Implements repositories

Calls APIs

Handles local storage

Maps JSON to models

Example:

class AuthRepositoryImpl implements AuthRepository {
final AuthRemoteDataSource remote;

AuthRepositoryImpl(this.remote);

@override
Future login(String email, String password) {
return remote.login(email, password);
}
}

This is where Dio/http lives.

Why This Structure Is Powerful

✅ Easy to Test

You can test UseCases without UI.

✅ Backend Can Change Easily

Switch from REST → GraphQL?
Only data layer changes.

✅ Large Teams Work Better

UI team works on presentation.
Backend integration team works on data layer.

✅ Code Becomes Predictable

Every feature follows the same structure.

Suggested Folder Structure

lib/
├── features/
│ ├── auth/
│ │ ├── presentation/
│ │ ├── domain/
│ │ ├── data/

Each feature is self-contained.

This scales very well.

Common Mistakes Developers Make

❌ Putting API calls inside widgets
❌ Mixing models between layers
❌ Skipping repository interfaces
❌ Using Clean Architecture for tiny apps (overengineering)
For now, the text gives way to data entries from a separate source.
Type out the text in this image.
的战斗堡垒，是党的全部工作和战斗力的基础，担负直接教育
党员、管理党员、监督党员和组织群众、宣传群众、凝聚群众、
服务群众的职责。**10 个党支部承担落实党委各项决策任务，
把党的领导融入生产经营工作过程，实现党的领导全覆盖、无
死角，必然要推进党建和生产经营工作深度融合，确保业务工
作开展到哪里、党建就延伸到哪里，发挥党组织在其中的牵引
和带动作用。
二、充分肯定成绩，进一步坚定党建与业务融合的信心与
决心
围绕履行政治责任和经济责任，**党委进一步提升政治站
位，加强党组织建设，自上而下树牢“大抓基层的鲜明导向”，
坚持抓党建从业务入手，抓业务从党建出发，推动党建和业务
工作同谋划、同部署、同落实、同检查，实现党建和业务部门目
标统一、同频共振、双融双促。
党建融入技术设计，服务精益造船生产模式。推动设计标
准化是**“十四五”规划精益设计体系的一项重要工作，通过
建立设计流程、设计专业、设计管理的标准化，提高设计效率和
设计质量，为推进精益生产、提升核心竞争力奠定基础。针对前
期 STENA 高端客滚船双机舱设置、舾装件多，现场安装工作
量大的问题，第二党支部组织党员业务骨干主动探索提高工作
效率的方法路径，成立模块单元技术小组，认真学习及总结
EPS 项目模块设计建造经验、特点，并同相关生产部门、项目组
When Should You Use Clean Architecture?

Use it when:

App will grow

Multiple developers are working

You want maintainable code

You care about long-term scalability

Avoid it for:

Small MVPs

Very short-term projects

Final Thoughts

Clean Architecture is not about writing more code.

It’s about writing organized code.

You don’t need 20 folders.
You just need:

Clear boundaries

Proper separation

Discipline

And once your app grows, you’ll be glad you structured it properly from day one.